Time for a dramatic tone shift!

In the spirit of reflecting at the anniversary of the murders, below are some words I wrote about my visit to Spahn Ranch last summer and my relationship to the Manson Family.

Spahn Ranch was the old abandoned western movie ranch near Chatsworth where the Manson Family took up residence in the late sixties and plotted their eponymous murder spree. The creepy parts, like the cave where members of the Family crouched and smiled for LIFE Magazine in 1969, can be found at the northeast corner of Santa Susana Pass Park (with a bit of luck, hiking, and a willingness to expose yourself to poison oak).


The structures and sets are long gone, destroyed by a wildfire in 1970, which feels like a merciful bit of cleansing. I myself brought crystals, like shimmery blue goldstone to deflect unwanted energies, a lighter and a bundle of sage to clarify my energy before I got back in my car—to reject, as my friend Maddie advised, any unwanted “gifts with purchase.” 

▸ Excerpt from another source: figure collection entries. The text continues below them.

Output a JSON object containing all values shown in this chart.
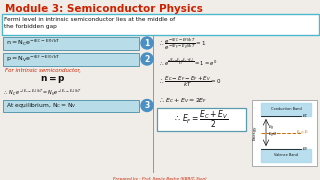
{
  "bg_color": "#f0ede8",
  "title": "Module 3: Semiconductor Physics",
  "title_color": "#cc2200",
  "subtitle": "Fermi level in intrinsic semiconductor lies at the middle of the forbidden gap",
  "subtitle_box_color": "#4db8cc",
  "box1_text": "n = Nₙe⁻⁻⁻⁻⁻⁻⁻⁻⁻⁻",
  "box1_color": "#b8dde8",
  "box2_color": "#b8dde8",
  "box3_color": "#b8dde8",
  "circle_color": "#4a90c4",
  "intrinsic_color": "#cc2200",
  "footer": "Prepared by : Prof. Sanjiv Bache (KBRIT, Sion)",
  "footer_color": "#cc2200",
  "white": "#ffffff",
  "black": "#111111",
  "gray_line": "#888888"
}
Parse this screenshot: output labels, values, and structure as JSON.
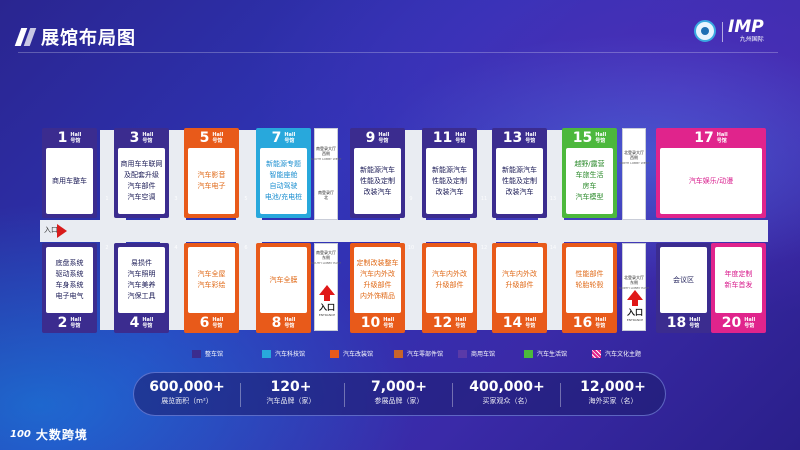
{
  "header": {
    "title": "展馆布局图"
  },
  "logo": {
    "brand": "IMP",
    "tagline": "九州国际"
  },
  "hall_suffix": {
    "en": "Hall",
    "cn": "号馆"
  },
  "halls": {
    "h1": {
      "num": "1",
      "desc": "商用车整车",
      "color": "navy"
    },
    "h2": {
      "num": "2",
      "desc": "底盘系统\n驱动系统\n车身系统\n电子电气",
      "color": "navy"
    },
    "h3": {
      "num": "3",
      "desc": "商用车车联网\n及配套升级\n汽车部件\n汽车空调",
      "color": "navy"
    },
    "h4": {
      "num": "4",
      "desc": "易损件\n汽车照明\n汽车美养\n汽保工具",
      "color": "navy"
    },
    "h5": {
      "num": "5",
      "desc": "汽车影音\n汽车电子",
      "color": "orange"
    },
    "h6": {
      "num": "6",
      "desc": "汽车全屋\n汽车彩绘",
      "color": "orange"
    },
    "h7": {
      "num": "7",
      "desc": "新能源专题\n智能座舱\n自动驾驶\n电池/充电桩",
      "color": "cyan"
    },
    "h8": {
      "num": "8",
      "desc": "汽车全膜",
      "color": "orange"
    },
    "h9": {
      "num": "9",
      "desc": "新能源汽车\n性能及定制\n改装汽车",
      "color": "navy"
    },
    "h10": {
      "num": "10",
      "desc": "定制改装整车\n汽车内外改\n升级部件\n内外饰精品",
      "color": "orange"
    },
    "h11": {
      "num": "11",
      "desc": "新能源汽车\n性能及定制\n改装汽车",
      "color": "navy"
    },
    "h12": {
      "num": "12",
      "desc": "汽车内外改\n升级部件",
      "color": "orange"
    },
    "h13": {
      "num": "13",
      "desc": "新能源汽车\n性能及定制\n改装汽车",
      "color": "navy"
    },
    "h14": {
      "num": "14",
      "desc": "汽车内外改\n升级部件",
      "color": "orange"
    },
    "h15": {
      "num": "15",
      "desc": "越野/露营\n车旅生活\n房车\n汽车模型",
      "color": "green"
    },
    "h16": {
      "num": "16",
      "desc": "性能部件\n轮胎轮毂",
      "color": "orange"
    },
    "h17": {
      "num": "17",
      "desc": "汽车娱乐/动漫",
      "color": "magenta"
    },
    "h18": {
      "num": "18",
      "desc": "会议区",
      "color": "navy"
    },
    "h20": {
      "num": "20",
      "desc": "年度定制\n新车首发",
      "color": "magenta"
    }
  },
  "corridor": {
    "entry": "入口"
  },
  "lobbies": {
    "south_west": {
      "cn": "南登录大厅\n西侧",
      "en": "SOUTH LOBBY WEST"
    },
    "south_west_box": {
      "cn": "南登录厅\n北"
    },
    "south_east_top": {
      "cn": "南登录大厅\n东侧",
      "en": "SOUTH LOBBY EAST"
    },
    "north_west": {
      "cn": "北登录大厅\n西侧",
      "en": "NORTH LOBBY WEST"
    },
    "north_east": {
      "cn": "北登录大厅\n东侧",
      "en": "NORTH LOBBY EAST"
    }
  },
  "entrances": {
    "south": {
      "label": "入口",
      "en": "ENTRANCE"
    },
    "north": {
      "label": "入口",
      "en": "ENTRANCE"
    }
  },
  "stairs": [
    "1",
    "3",
    "5",
    "7",
    "9",
    "11",
    "13",
    "2",
    "4",
    "6",
    "8",
    "10",
    "12",
    "14"
  ],
  "legend": [
    {
      "label": "整车馆",
      "color": "#3b2c8f"
    },
    {
      "label": "汽车科技馆",
      "color": "#28a8dc"
    },
    {
      "label": "汽车改装馆",
      "color": "#e85a1a"
    },
    {
      "label": "汽车零部件馆",
      "color": "#c8642a"
    },
    {
      "label": "商用车馆",
      "color": "#5a3aa8"
    },
    {
      "label": "汽车生活馆",
      "color": "#4cb83c"
    },
    {
      "label": "汽车文化主题",
      "color": "#e0248c"
    }
  ],
  "stats": [
    {
      "value": "600,000+",
      "label": "展览面积（m²）"
    },
    {
      "value": "120+",
      "label": "汽车品牌（家）"
    },
    {
      "value": "7,000+",
      "label": "参展品牌（家）"
    },
    {
      "value": "400,000+",
      "label": "买家观众（名）"
    },
    {
      "value": "12,000+",
      "label": "海外买家（名）"
    }
  ],
  "footer": {
    "brand_icon": "100",
    "brand": "大数跨境"
  }
}
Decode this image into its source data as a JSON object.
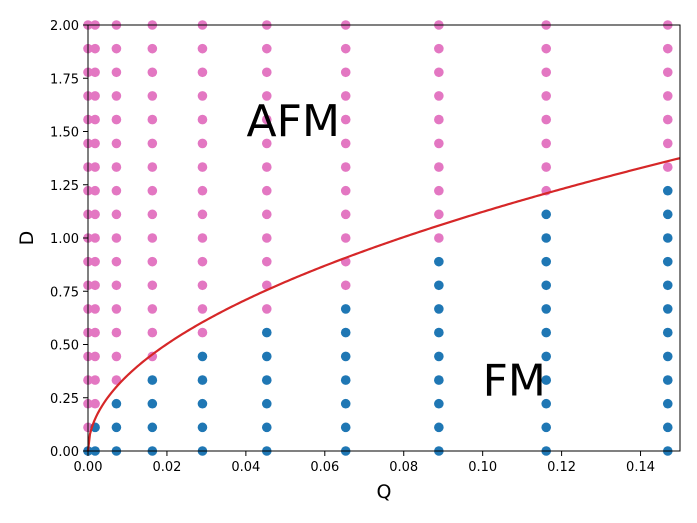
{
  "chart_data": {
    "type": "scatter",
    "xlabel": "Q",
    "ylabel": "D",
    "xlim": [
      0.0,
      0.15
    ],
    "ylim": [
      0.0,
      2.0
    ],
    "xticks": [
      0.0,
      0.02,
      0.04,
      0.06,
      0.08,
      0.1,
      0.12,
      0.14
    ],
    "xtick_labels": [
      "0.00",
      "0.02",
      "0.04",
      "0.06",
      "0.08",
      "0.10",
      "0.12",
      "0.14"
    ],
    "yticks": [
      0.0,
      0.25,
      0.5,
      0.75,
      1.0,
      1.25,
      1.5,
      1.75,
      2.0
    ],
    "ytick_labels": [
      "0.00",
      "0.25",
      "0.50",
      "0.75",
      "1.00",
      "1.25",
      "1.50",
      "1.75",
      "2.00"
    ],
    "grid": false,
    "q_columns": [
      0.0,
      0.0018,
      0.0072,
      0.0163,
      0.029,
      0.0453,
      0.0653,
      0.0889,
      0.1161,
      0.1469
    ],
    "d_rows": [
      0.0,
      0.111,
      0.222,
      0.333,
      0.444,
      0.556,
      0.667,
      0.778,
      0.889,
      1.0,
      1.111,
      1.222,
      1.333,
      1.444,
      1.556,
      1.667,
      1.778,
      1.889,
      2.0
    ],
    "fm_max_row": [
      0,
      1,
      2,
      3,
      4,
      5,
      6,
      8,
      10,
      11
    ],
    "series": [
      {
        "label": "FM",
        "color": "#1f77b4"
      },
      {
        "label": "AFM",
        "color": "#e377c2"
      }
    ],
    "boundary": {
      "color": "#d62728",
      "curve": "D = 3.55 * Q^0.5"
    },
    "annotations": [
      {
        "text": "AFM",
        "x": 0.052,
        "y": 1.55
      },
      {
        "text": "FM",
        "x": 0.108,
        "y": 0.33
      }
    ]
  }
}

I couldn’t burn the sage until I got home because I was in a fire zone and to light a smudge stick, even for the purpose of exorcising the spirit of Susan Atkins from my person, would have been illegal. Also, the scariest thing I encountered was a man in white cowboy boots with greasy hair playing really terrible acoustic guitar at the entrance to Manson’s cave, proving yet again that the lesson in Manson and in all of his detritus and I think with life in general is that white men who believe they can play guitar but cannot, in fact, play guitar ruin everything.


If you know me, you know my dad met Charles Manson in the park nearly 50 years ago (it’s my only story). Riding his bike with a friend he stumbled upon a filthy man who offered him a Coke, which he rejected. He never forgot the face.

In DC, I once had lunch with an older woman who had been friends with one of Manson’s victims in college. She and the victim had bonded during trips to the bathroom to make themselves throw up. I remember how Manson liked to keep his girls skinny, hungry.

The woman and I picked at our salads like sprites. We talked about our dads, Manson, the type of men who watch your fork.


I remember thinking: you can’t control a woman who is sustained. There’s nothing more threatening than a girl who knows how to feed herself.